Ooooh-kayyyyy. Steps away slowly from the person who judges someone more harshly for their fashion choices than for morally reprehensible behaviour. Glad I don't live in your world.
Oh dear. That wasn’t what I said at all. You said that dressing kookily does not affect your colleagues’ perception of you. I think it does. I said nothing about “morally reprehensible behaviour”, as you put it. I didn’t need to, because clearly ‘aggressive drunkenness and sexual shenanigans’ aren’t going to build your credibility or make your colleagues take you seriously! When did I compare dress with aggressive drunkenness and decide that the latter was better?

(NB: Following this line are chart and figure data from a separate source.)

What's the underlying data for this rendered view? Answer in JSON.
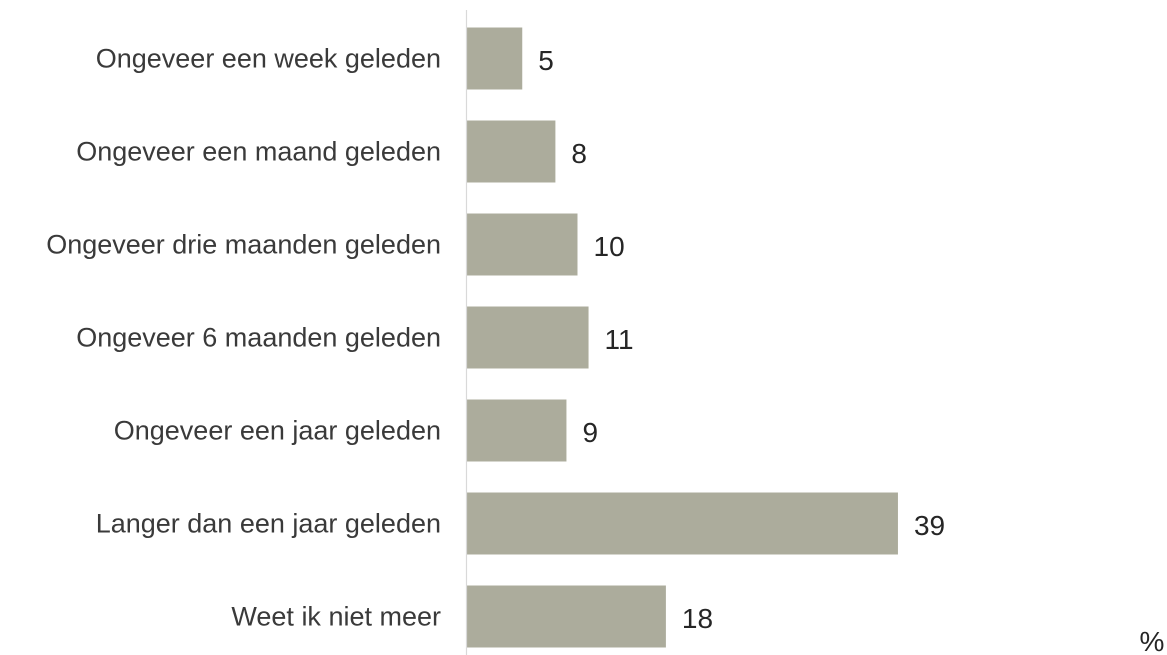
{
  "chart_data": {
    "type": "bar",
    "orientation": "horizontal",
    "categories": [
      "Ongeveer een week geleden",
      "Ongeveer een maand geleden",
      "Ongeveer drie maanden geleden",
      "Ongeveer 6 maanden geleden",
      "Ongeveer een jaar geleden",
      "Langer dan een jaar geleden",
      "Weet ik niet meer"
    ],
    "values": [
      5,
      8,
      10,
      11,
      9,
      39,
      18
    ],
    "unit_label": "%",
    "xlim": [
      0,
      42
    ],
    "grid": false,
    "legend": "none",
    "bar_color": "#acac9c",
    "axis_color": "#d9d9d9"
  }
}
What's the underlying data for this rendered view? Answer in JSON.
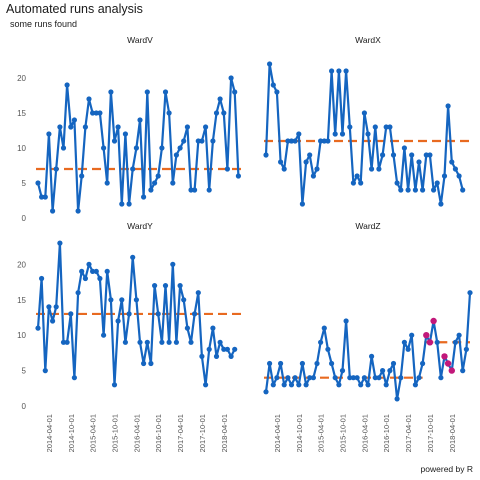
{
  "title": "Automated runs analysis",
  "subtitle": "some runs found",
  "caption": "powered by R",
  "colors": {
    "line": "#1565c0",
    "median": "#e86a20",
    "highlight": "#c2187a",
    "text": "#1a1a1a",
    "axis": "#555555"
  },
  "chart_data": {
    "type": "line",
    "facets": [
      "WardV",
      "WardX",
      "WardY",
      "WardZ"
    ],
    "ylim": [
      0,
      24
    ],
    "y_ticks": [
      0,
      5,
      10,
      15,
      20
    ],
    "x_ticks": [
      "2014-04-01",
      "2014-10-01",
      "2015-04-01",
      "2015-10-01",
      "2016-04-01",
      "2016-10-01",
      "2017-04-01",
      "2017-10-01",
      "2018-04-01"
    ],
    "x_start": "2014-01",
    "x_step": "1 month",
    "grid": false,
    "series": [
      {
        "facet": "WardV",
        "values": [
          5,
          3,
          3,
          12,
          1,
          7,
          13,
          10,
          19,
          13,
          14,
          1,
          6,
          13,
          17,
          15,
          15,
          15,
          10,
          5,
          18,
          11,
          13,
          2,
          12,
          2,
          7,
          10,
          14,
          3,
          18,
          4,
          5,
          6,
          10,
          18,
          15,
          5,
          9,
          10,
          11,
          13,
          4,
          4,
          11,
          11,
          13,
          4,
          11,
          15,
          17,
          15,
          7,
          20,
          18,
          6
        ],
        "median_segments": [
          {
            "from": 0,
            "to": 56,
            "value": 7
          }
        ],
        "highlight": []
      },
      {
        "facet": "WardX",
        "values": [
          9,
          22,
          19,
          18,
          8,
          7,
          11,
          11,
          11,
          12,
          2,
          8,
          9,
          6,
          7,
          11,
          11,
          11,
          21,
          12,
          21,
          12,
          21,
          13,
          5,
          6,
          5,
          15,
          12,
          7,
          13,
          7,
          9,
          13,
          13,
          9,
          5,
          4,
          10,
          4,
          9,
          4,
          8,
          4,
          9,
          9,
          4,
          5,
          2,
          6,
          16,
          8,
          7,
          6,
          4
        ],
        "median_segments": [
          {
            "from": 0,
            "to": 56,
            "value": 11
          }
        ],
        "highlight": []
      },
      {
        "facet": "WardY",
        "values": [
          11,
          18,
          5,
          14,
          12,
          14,
          23,
          9,
          9,
          13,
          4,
          16,
          19,
          18,
          20,
          19,
          19,
          18,
          10,
          19,
          15,
          3,
          12,
          15,
          9,
          13,
          21,
          15,
          9,
          6,
          9,
          6,
          17,
          13,
          9,
          17,
          9,
          20,
          9,
          17,
          15,
          11,
          9,
          13,
          16,
          7,
          3,
          8,
          11,
          7,
          9,
          8,
          8,
          7,
          8
        ],
        "median_segments": [
          {
            "from": 0,
            "to": 56,
            "value": 13
          }
        ],
        "highlight": []
      },
      {
        "facet": "WardZ",
        "values": [
          2,
          6,
          3,
          4,
          6,
          3,
          4,
          3,
          4,
          3,
          6,
          3,
          4,
          4,
          6,
          9,
          11,
          8,
          6,
          4,
          3,
          5,
          12,
          4,
          4,
          4,
          3,
          4,
          3,
          7,
          4,
          4,
          5,
          3,
          5,
          6,
          1,
          4,
          9,
          8,
          10,
          3,
          4,
          6,
          10,
          9,
          12,
          9,
          4,
          7,
          6,
          5,
          9,
          10,
          5,
          8,
          16
        ],
        "median_segments": [
          {
            "from": 0,
            "to": 43,
            "value": 4
          },
          {
            "from": 44,
            "to": 56,
            "value": 9
          }
        ],
        "highlight": [
          44,
          45,
          46,
          49,
          50,
          51
        ]
      }
    ]
  }
}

Keep on dramatising though, if it keeps you happy and validates both your clothing choices and your support for barefoot fairly light wearing at wrk events.
Meanwhile, in the real world, the sooner the OP realises that looking wacky or kooky, or attempting to stick it to the man by making a style statement, is not going to help her career, the better. Because like it or not, people judge you on your appearance and clothing choices.
I know that this is anathema to anybody who has proudly nailed their colours to the mast of HMS Kooky, and who tells themselves regularly that clothes don’t matter and that it’s best to express your unique personality through your clothes and that we should all be more modern at work, but it doesn’t make it any less true. Sorry.